Wir hatten bereits berichtet, dass Eltern, die aufgrund coronabedingter Kita- und Schulschließungen nicht arbeiten können, einen Entschädigungsanspruch nach dem IfSG haben können. 

Die maximale Bezugsdauer dieses Anspruchs wurde nun von sechs auf zehn Wochen erhöht, Alleinerziehende können sogar für die Dauer von 20 Wochen eine Entschädigung verlangen. 

Achten die Sie in diesem Zusammenhang aber darauf, dass die Regelung rückwirkend zum 30. März 2020 in Kraft tritt.

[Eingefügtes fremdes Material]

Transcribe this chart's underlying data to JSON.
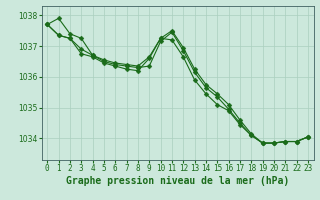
{
  "title": "Graphe pression niveau de la mer (hPa)",
  "xlabel_ticks": [
    "0",
    "1",
    "2",
    "3",
    "4",
    "5",
    "6",
    "7",
    "8",
    "9",
    "10",
    "11",
    "12",
    "13",
    "14",
    "15",
    "16",
    "17",
    "18",
    "19",
    "20",
    "21",
    "22",
    "23"
  ],
  "x": [
    0,
    1,
    2,
    3,
    4,
    5,
    6,
    7,
    8,
    9,
    10,
    11,
    12,
    13,
    14,
    15,
    16,
    17,
    18,
    19,
    20,
    21,
    22,
    23
  ],
  "series": [
    [
      1037.7,
      1037.9,
      1037.4,
      1037.25,
      1036.7,
      1036.55,
      1036.45,
      1036.4,
      1036.35,
      1036.65,
      1037.25,
      1037.2,
      1036.65,
      1035.9,
      1035.45,
      1035.1,
      1034.9,
      1034.45,
      1034.1,
      1033.85,
      1033.85,
      1033.9,
      1033.9,
      1034.05
    ],
    [
      1037.7,
      1037.35,
      1037.25,
      1036.9,
      1036.7,
      1036.5,
      1036.4,
      1036.35,
      1036.3,
      1036.35,
      1037.15,
      1037.45,
      1036.85,
      1036.15,
      1035.65,
      1035.35,
      1034.95,
      1034.5,
      1034.1,
      1033.85,
      1033.85,
      1033.9,
      1033.9,
      1034.05
    ],
    [
      1037.7,
      1037.35,
      1037.25,
      1036.75,
      1036.65,
      1036.45,
      1036.35,
      1036.25,
      1036.2,
      1036.6,
      1037.25,
      1037.5,
      1036.95,
      1036.25,
      1035.75,
      1035.45,
      1035.1,
      1034.6,
      1034.15,
      1033.85,
      1033.85,
      1033.9,
      1033.9,
      1034.05
    ]
  ],
  "line_color": "#1a6b1a",
  "bg_color": "#cce8dc",
  "grid_color": "#aacfbf",
  "axis_color": "#406060",
  "text_color": "#1a6b1a",
  "ylim": [
    1033.3,
    1038.3
  ],
  "yticks": [
    1034,
    1035,
    1036,
    1037,
    1038
  ],
  "marker": "D",
  "marker_size": 2.5,
  "linewidth": 0.8,
  "title_fontsize": 7,
  "tick_fontsize": 5.5
}
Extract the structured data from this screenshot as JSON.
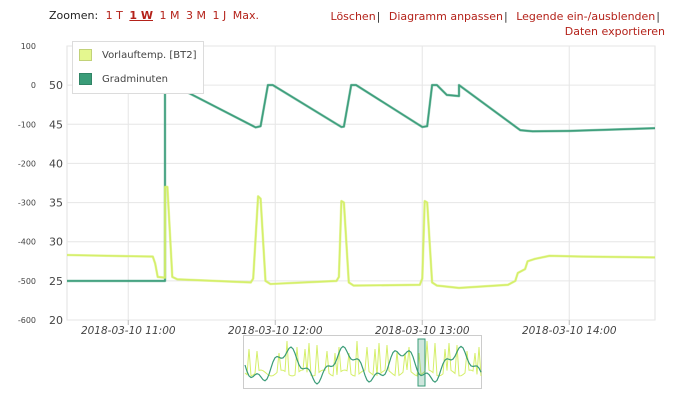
{
  "toolbar": {
    "zoom_label": "Zoomen:",
    "zoom_options": [
      "1 T",
      "1 W",
      "1 M",
      "3 M",
      "1 J",
      "Max."
    ],
    "zoom_active": 1,
    "actions": [
      {
        "label": "Löschen"
      },
      {
        "label": "Diagramm anpassen"
      },
      {
        "label": "Legende ein-/ausblenden"
      },
      {
        "label": "Daten exportieren"
      }
    ],
    "separator": "|"
  },
  "colors": {
    "vorlauf": "#dff58a",
    "vorlauf_line": "#d5ef6a",
    "grad": "#3a9c78",
    "grad_line": "#3e9f7c",
    "grid": "#e6e6e6",
    "axis_text": "#444444"
  },
  "legend": {
    "items": [
      {
        "name": "Vorlauftemp. [BT2]",
        "color": "#e4f78f"
      },
      {
        "name": "Gradminuten",
        "color": "#3a9c78"
      }
    ]
  },
  "chart_data": {
    "type": "line",
    "x_ticks": [
      "2018-03-10 11:00",
      "2018-03-10 12:00",
      "2018-03-10 13:00",
      "2018-03-10 14:00"
    ],
    "xlim": [
      "2018-03-10 10:35",
      "2018-03-10 14:35"
    ],
    "y_left": {
      "ticks": [
        100,
        0,
        -100,
        -200,
        -300,
        -400,
        -500,
        -600
      ],
      "ylim": [
        -600,
        100
      ]
    },
    "y_right": {
      "ticks": [
        50,
        45,
        40,
        35,
        30,
        25,
        20
      ],
      "ylim": [
        20,
        55
      ]
    },
    "grid": true,
    "legend_position": "top-left",
    "series": [
      {
        "name": "Gradminuten",
        "axis": "left",
        "points": [
          [
            "2018-03-10 10:35",
            -500
          ],
          [
            "2018-03-10 11:15",
            -500
          ],
          [
            "2018-03-10 11:15",
            0
          ],
          [
            "2018-03-10 11:20",
            -5
          ],
          [
            "2018-03-10 11:52",
            -108
          ],
          [
            "2018-03-10 11:54",
            -105
          ],
          [
            "2018-03-10 11:57",
            0
          ],
          [
            "2018-03-10 11:59",
            0
          ],
          [
            "2018-03-10 12:27",
            -107
          ],
          [
            "2018-03-10 12:28",
            -106
          ],
          [
            "2018-03-10 12:31",
            0
          ],
          [
            "2018-03-10 12:33",
            0
          ],
          [
            "2018-03-10 13:00",
            -107
          ],
          [
            "2018-03-10 13:02",
            -105
          ],
          [
            "2018-03-10 13:04",
            0
          ],
          [
            "2018-03-10 13:06",
            0
          ],
          [
            "2018-03-10 13:10",
            -25
          ],
          [
            "2018-03-10 13:15",
            -28
          ],
          [
            "2018-03-10 13:15",
            0
          ],
          [
            "2018-03-10 13:40",
            -115
          ],
          [
            "2018-03-10 13:45",
            -118
          ],
          [
            "2018-03-10 14:00",
            -117
          ],
          [
            "2018-03-10 14:35",
            -110
          ]
        ]
      },
      {
        "name": "Vorlauftemp. [BT2]",
        "axis": "right",
        "points": [
          [
            "2018-03-10 10:35",
            28.3
          ],
          [
            "2018-03-10 11:10",
            28.1
          ],
          [
            "2018-03-10 11:11",
            27.2
          ],
          [
            "2018-03-10 11:12",
            25.5
          ],
          [
            "2018-03-10 11:15",
            25.4
          ],
          [
            "2018-03-10 11:15",
            37.0
          ],
          [
            "2018-03-10 11:16",
            37.0
          ],
          [
            "2018-03-10 11:18",
            25.5
          ],
          [
            "2018-03-10 11:20",
            25.2
          ],
          [
            "2018-03-10 11:50",
            24.8
          ],
          [
            "2018-03-10 11:51",
            25.3
          ],
          [
            "2018-03-10 11:53",
            35.8
          ],
          [
            "2018-03-10 11:54",
            35.5
          ],
          [
            "2018-03-10 11:56",
            25.0
          ],
          [
            "2018-03-10 11:58",
            24.6
          ],
          [
            "2018-03-10 12:25",
            25.0
          ],
          [
            "2018-03-10 12:26",
            25.5
          ],
          [
            "2018-03-10 12:27",
            35.2
          ],
          [
            "2018-03-10 12:28",
            35.0
          ],
          [
            "2018-03-10 12:30",
            24.8
          ],
          [
            "2018-03-10 12:32",
            24.4
          ],
          [
            "2018-03-10 12:59",
            24.5
          ],
          [
            "2018-03-10 13:00",
            25.3
          ],
          [
            "2018-03-10 13:01",
            35.2
          ],
          [
            "2018-03-10 13:02",
            35.0
          ],
          [
            "2018-03-10 13:04",
            24.8
          ],
          [
            "2018-03-10 13:06",
            24.4
          ],
          [
            "2018-03-10 13:15",
            24.1
          ],
          [
            "2018-03-10 13:35",
            24.5
          ],
          [
            "2018-03-10 13:38",
            25.0
          ],
          [
            "2018-03-10 13:39",
            26.0
          ],
          [
            "2018-03-10 13:42",
            26.5
          ],
          [
            "2018-03-10 13:43",
            27.5
          ],
          [
            "2018-03-10 13:46",
            27.8
          ],
          [
            "2018-03-10 13:52",
            28.2
          ],
          [
            "2018-03-10 14:05",
            28.1
          ],
          [
            "2018-03-10 14:35",
            28.0
          ]
        ]
      }
    ]
  }
}
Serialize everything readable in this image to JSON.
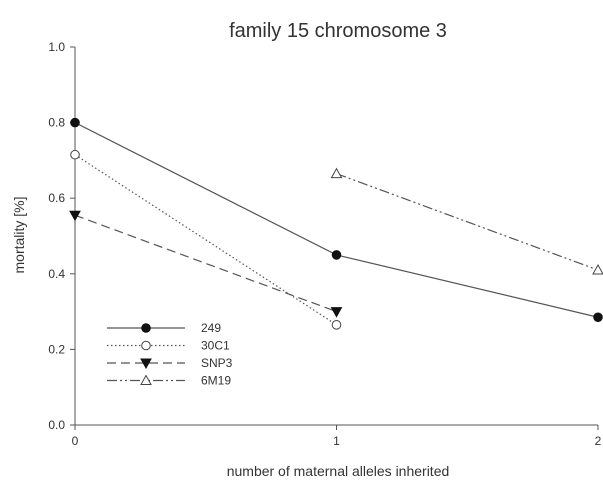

Wesentliche Voraussetzungen für einen entsprechenden Anspruch sind etwa:

  • Das zu beaufsichtigende Kind darf sein zwölftes Lebensjahr noch nicht beendet haben.
  • Während der Schulferien bzw. Betriebsferien, kann keine Entschädigung beantragt werden.
  • Gegebenenfalls wäre zu prüfen, ob nicht eine Home-Office Regelung der Geltendmachung eines Entschädigungsanspruchs entgegensteht oder vorrangige Betreuungsmöglichkeiten durch Verwandte gegeben sind.

Der Arbeitgeber muss dabei beachten, dass der Höchstbetrag für entsprechende Erstattungen auf 2.016,00 € gedeckelt ist und der Arbeitnehmer vor der Auszahlung verpflichtet werden muss, gegenüber den Behörden zu versichern, dass in diesem Zeitraum keine zumutbare Betreuungsmöglichkeit für das Kind vorhanden ist.